Doğanın Eczanesi Sergide Hayat Buldu
Etkinlikte neler yoktu ki? Şifalı bitkilerden hazırlanan karışımlar, doğal tedavi yöntemleri, bitki çayları... Hepsi bir arada, hepsi birbirinden değerli. İbni Sina'nın eserlerinde bahsettiği bitkilerin günümüzdeki karşılıklarını görmek gerçekten etkileyiciydi.
Kimileri için sadece bir sergiydi belki ama aslında çok daha fazlası. Bin yıllık bilgeliğin modern dünyayla buluşma noktasıydı burası. Kadınların ellerinde şekillenen bu miras, gelecek nesillere aktarılmayı bekliyordu.
Geleneksel Tıp Modern Yaşamla Buluştu
Etkinliğin belki de en çarpıcı yanı, geleneksel ile modernin iç içe geçmesiydi. Cep telefonlarıyla selfie çeken gençlerin yanı başında, ninelerimizin şifa reçeteleri duruyordu. İşte tam da bu yüzden önemliydi bu buluşma.
Bitki çayları demişken... Öyle sıradan karışımlardan bahsetmiyoruz. Her biri özenle seçilmiş, her biri binlerce yıllık deneyimle harmanlanmış karışımlar. İnsan içtikçe hem bedenine hem ruhuna iyi geldiğini hissediyor.
Şimdi düşünüyorum da... Belki de modern tıbbın unuttuğu şeyleri hatırlatıyordu bu sergi bize. Doğanın sunduğu şifaları, basit çözümleri, annelerimizin ninelerimizin bilgeliğini...

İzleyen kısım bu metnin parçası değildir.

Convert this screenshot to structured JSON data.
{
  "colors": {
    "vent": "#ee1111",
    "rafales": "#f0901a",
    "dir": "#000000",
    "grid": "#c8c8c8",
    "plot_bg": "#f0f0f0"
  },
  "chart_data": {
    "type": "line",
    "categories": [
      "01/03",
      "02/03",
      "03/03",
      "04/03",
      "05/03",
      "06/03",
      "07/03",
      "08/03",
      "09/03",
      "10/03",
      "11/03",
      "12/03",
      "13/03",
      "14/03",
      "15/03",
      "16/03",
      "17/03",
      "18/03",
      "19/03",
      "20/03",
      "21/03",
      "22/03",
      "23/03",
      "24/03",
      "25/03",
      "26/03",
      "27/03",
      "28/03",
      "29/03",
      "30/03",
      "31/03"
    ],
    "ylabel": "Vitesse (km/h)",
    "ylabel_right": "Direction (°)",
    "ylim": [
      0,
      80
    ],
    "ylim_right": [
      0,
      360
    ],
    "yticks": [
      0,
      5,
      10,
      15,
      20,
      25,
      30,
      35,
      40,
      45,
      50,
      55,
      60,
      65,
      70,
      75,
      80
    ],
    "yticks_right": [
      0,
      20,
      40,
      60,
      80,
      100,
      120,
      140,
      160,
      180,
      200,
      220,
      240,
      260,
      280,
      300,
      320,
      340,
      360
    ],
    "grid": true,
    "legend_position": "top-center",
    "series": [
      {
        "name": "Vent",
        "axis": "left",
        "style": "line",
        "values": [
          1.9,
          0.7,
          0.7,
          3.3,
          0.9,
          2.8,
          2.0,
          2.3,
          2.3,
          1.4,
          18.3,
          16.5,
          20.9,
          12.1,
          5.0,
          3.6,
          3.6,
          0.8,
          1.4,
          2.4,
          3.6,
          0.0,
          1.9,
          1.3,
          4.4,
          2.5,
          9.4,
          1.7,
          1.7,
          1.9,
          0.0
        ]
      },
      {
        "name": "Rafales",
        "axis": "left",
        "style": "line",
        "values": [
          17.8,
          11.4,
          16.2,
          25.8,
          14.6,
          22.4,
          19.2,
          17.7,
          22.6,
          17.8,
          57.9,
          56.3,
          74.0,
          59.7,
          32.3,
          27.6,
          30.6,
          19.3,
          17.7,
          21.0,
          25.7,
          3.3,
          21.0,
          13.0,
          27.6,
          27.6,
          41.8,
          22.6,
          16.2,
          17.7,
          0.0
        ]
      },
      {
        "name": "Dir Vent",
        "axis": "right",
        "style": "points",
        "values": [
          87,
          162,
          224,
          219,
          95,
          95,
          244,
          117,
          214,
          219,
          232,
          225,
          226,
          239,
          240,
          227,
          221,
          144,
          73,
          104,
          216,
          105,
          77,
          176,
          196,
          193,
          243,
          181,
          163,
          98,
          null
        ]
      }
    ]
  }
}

Kadın Eli Değince Şifa Katlanıyor
AK Parti Kadın Kolları'nın bu çalışması aslında çok şey anlatıyor. Kadınların şifa alanındaki geleneksel rolünü hatırlatıyor mesela. Annelerimiz nasıl ki evdeki herkesin derdine derman olmaya çalışırdı, bu sergi de aynı ruhu taşıyordu.
Etkinlikte konuşan yetkililerin sözleri hala kulaklarımda: "Kadın eli değmiş her şey güzeldir" diyorlardı. Haklılar da... Şifada da, güzellikte de, iyilikte de kadın eli bir başka oluyor.
Bu sergi sadece bitkileri sergilemekle kalmadı, aynı zamanda kaybolmaya yüz tutmuş bir geleneği de canlandırdı. Gençlerin ilgisini çekti, merak uyandırdı, belki de geleceğin fitoterapistlerine ilham oldu.
Son sözüm şu olacak: İbni Sina'nın mirası sadece kitaplarda kalmasın. Kadınların ellerinde hayat bulsun, nesilden nesile aktarılsın. Bu sergi de işte tam da bunu başardı.